Humberto Barbato, presidente da Green Eletron

O Brasil é o campeão da América Latina na geração de lixo eletrônico. Produz 1,5 milhão de tonelada ao ano e recicla apenas 3%. A primeira iniciativa para melhorar esse cenário foi a Política Nacional de Resíduos Sólidos, em 2010, estabelecendo a responsabilidade pela implementação da logística reversa, isto é, a coleta e destinação ambientalmente correta dos eletroeletrônicos, pilhas e baterias portáteis.

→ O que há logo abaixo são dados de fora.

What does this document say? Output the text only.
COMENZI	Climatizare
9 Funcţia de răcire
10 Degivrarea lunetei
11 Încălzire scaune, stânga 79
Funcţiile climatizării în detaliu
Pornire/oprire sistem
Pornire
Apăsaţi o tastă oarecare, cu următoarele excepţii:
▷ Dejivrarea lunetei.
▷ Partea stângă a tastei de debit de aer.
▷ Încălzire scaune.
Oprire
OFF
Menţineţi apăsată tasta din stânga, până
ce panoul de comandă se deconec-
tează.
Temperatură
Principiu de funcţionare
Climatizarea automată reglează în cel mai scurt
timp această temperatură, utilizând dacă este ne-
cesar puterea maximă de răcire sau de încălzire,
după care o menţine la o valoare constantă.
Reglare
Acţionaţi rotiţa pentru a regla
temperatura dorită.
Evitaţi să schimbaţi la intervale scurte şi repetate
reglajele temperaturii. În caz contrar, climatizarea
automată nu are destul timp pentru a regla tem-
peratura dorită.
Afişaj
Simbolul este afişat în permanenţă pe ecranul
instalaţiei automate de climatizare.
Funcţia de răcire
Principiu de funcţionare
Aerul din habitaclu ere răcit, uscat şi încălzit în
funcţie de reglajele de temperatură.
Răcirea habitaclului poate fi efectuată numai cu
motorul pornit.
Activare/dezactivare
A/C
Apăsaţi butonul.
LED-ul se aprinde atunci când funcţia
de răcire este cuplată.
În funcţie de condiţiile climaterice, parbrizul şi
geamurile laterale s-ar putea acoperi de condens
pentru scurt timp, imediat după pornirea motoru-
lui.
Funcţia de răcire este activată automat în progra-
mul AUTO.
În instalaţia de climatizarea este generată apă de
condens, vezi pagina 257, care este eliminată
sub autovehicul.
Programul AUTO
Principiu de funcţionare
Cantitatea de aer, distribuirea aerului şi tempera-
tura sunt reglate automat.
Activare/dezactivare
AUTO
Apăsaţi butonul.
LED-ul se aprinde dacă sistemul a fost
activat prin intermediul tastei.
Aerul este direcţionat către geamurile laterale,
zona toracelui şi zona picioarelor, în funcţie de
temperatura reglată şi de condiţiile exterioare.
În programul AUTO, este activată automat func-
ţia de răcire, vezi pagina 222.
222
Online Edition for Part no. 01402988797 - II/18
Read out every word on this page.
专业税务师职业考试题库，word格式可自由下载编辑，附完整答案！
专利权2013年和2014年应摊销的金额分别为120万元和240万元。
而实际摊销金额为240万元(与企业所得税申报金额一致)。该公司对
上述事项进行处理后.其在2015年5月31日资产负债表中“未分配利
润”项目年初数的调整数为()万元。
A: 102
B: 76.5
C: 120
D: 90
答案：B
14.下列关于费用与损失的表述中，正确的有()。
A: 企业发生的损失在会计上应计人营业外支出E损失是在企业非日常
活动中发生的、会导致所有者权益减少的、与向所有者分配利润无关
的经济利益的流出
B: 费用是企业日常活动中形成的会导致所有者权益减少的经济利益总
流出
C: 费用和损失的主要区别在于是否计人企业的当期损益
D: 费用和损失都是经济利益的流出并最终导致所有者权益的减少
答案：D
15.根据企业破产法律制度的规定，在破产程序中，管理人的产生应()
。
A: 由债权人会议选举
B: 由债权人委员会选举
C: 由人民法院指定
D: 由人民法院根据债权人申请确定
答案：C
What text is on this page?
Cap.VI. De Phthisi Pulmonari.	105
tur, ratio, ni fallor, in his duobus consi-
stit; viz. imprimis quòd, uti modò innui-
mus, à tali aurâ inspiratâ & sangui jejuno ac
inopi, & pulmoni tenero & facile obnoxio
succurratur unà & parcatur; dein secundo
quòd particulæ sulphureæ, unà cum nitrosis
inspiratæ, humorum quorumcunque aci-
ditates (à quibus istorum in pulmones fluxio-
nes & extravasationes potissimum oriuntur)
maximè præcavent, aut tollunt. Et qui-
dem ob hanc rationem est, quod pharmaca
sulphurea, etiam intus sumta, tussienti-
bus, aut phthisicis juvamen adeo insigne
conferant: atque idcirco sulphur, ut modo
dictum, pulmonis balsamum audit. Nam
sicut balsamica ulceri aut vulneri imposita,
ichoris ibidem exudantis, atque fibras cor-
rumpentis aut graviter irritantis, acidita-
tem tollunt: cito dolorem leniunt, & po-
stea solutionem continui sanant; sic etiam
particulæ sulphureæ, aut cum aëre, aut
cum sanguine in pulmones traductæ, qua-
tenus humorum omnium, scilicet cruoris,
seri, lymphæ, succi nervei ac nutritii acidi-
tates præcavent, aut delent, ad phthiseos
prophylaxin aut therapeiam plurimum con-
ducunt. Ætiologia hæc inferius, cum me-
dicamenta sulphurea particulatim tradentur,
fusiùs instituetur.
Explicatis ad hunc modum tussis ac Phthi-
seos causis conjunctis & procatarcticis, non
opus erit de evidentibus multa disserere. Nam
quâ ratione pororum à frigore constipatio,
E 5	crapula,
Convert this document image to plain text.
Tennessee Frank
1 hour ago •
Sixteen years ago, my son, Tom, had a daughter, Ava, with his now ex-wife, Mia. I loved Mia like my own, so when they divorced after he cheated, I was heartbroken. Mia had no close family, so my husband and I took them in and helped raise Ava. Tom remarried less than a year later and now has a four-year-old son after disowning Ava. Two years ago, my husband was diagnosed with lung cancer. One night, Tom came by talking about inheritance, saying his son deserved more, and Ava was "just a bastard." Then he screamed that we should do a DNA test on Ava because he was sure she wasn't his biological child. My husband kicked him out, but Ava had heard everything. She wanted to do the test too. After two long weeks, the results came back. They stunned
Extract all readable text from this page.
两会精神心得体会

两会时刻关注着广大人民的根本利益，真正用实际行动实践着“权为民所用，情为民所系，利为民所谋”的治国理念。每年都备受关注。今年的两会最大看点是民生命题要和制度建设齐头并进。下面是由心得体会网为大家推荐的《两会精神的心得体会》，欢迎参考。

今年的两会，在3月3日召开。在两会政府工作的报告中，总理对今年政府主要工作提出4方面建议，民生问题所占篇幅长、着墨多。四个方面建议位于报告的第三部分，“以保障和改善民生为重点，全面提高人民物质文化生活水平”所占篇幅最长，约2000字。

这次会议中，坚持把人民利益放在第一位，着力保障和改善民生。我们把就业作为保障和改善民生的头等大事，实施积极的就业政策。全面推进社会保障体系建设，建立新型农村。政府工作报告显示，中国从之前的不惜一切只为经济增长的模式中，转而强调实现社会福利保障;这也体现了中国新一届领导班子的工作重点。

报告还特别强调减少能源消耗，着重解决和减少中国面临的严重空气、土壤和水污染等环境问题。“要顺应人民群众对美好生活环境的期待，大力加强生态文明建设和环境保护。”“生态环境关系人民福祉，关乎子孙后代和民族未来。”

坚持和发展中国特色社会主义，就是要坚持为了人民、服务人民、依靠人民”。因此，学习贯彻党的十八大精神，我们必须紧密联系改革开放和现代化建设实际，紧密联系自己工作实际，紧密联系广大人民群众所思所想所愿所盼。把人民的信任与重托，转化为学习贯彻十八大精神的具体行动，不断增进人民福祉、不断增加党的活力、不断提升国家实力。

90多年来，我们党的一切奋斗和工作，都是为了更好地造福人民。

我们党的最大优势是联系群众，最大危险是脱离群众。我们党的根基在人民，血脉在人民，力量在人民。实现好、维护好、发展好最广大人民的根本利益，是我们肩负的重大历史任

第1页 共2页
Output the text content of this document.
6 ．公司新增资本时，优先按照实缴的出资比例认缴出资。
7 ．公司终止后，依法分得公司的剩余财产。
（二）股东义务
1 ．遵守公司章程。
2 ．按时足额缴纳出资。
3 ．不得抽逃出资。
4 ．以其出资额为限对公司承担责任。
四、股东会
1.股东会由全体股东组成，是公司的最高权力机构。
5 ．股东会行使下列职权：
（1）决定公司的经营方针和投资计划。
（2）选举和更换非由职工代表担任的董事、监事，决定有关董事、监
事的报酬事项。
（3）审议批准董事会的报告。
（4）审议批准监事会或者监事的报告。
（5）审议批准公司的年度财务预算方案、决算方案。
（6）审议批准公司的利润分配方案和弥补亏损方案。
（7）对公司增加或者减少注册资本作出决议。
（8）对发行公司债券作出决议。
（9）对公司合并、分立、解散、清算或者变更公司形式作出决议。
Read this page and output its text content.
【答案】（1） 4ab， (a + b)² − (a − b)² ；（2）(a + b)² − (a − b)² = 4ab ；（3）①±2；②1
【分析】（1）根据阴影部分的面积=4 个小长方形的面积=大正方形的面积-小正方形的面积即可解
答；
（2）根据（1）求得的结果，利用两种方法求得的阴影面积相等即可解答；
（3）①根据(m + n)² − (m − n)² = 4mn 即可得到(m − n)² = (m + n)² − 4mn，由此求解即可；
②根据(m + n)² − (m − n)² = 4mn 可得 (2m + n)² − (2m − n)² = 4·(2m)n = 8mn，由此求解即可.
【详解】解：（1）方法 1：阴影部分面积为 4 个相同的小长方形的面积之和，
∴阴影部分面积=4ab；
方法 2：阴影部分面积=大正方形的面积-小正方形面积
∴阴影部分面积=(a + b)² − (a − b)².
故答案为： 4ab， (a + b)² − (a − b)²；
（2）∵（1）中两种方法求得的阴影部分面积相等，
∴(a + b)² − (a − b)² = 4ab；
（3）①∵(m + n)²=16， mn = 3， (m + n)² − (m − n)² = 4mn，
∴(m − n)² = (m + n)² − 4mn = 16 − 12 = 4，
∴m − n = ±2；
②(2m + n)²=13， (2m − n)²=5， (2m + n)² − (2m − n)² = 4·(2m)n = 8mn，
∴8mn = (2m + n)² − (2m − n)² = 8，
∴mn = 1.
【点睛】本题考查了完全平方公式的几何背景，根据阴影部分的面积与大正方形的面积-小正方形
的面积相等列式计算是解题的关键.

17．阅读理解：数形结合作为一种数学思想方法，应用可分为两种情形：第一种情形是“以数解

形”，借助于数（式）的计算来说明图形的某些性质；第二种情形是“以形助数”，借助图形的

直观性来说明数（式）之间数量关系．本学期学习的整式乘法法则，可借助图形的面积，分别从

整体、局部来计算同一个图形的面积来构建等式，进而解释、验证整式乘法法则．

Mesmo sem definição das regras e metas para a logística reversa no nosso setor, algumas empresas se adiantaram e aderiram à Green Eletron, entidade gestora sem fins lucrativos, fundada em 2016 pela Abinee. Parte da indústria aguardava a aprovação do Acordo Setorial para Logística Reversa de Eletroeletrônicos para se adequar, o que finalmente ocorreu em outubro de 2019, ratificado com o decreto assinado no último dia 12 de fevereiro

O Brasil produz 1,5 milhão de tonelada de lixo eletrônico anualmente e recicla apenas 3%.

Com a regulamentação, empresas que ainda não colocaram em prática um sistema devem fazê-lo rapidamente. A Green Eletron trabalha, hoje, com 64 marcas de eletroeletrônicos e pilhas que possibilitaram reciclar mais de 520 toneladas de lixo eletrônico em 2019. Além disso, concluiu o ano com 173 coletores de eletroeletrônicos em 69 cidades paulistas e no Distrito Federal. A expectativa é atingir 500 pontos em 13 estados, em 2020. Para pilhas, já são mais de 2.200 em todo o Brasil.

Nos orgulhamos de estar na liderança desse movimento para tornar a logística reversa de eletroeletrônicos acessível a todos. Ainda há muitos desafios a superar, mas estamos confiantes em que o governo, o setor privado e a sociedade vão, juntos, tornar o mundo mais sustentável.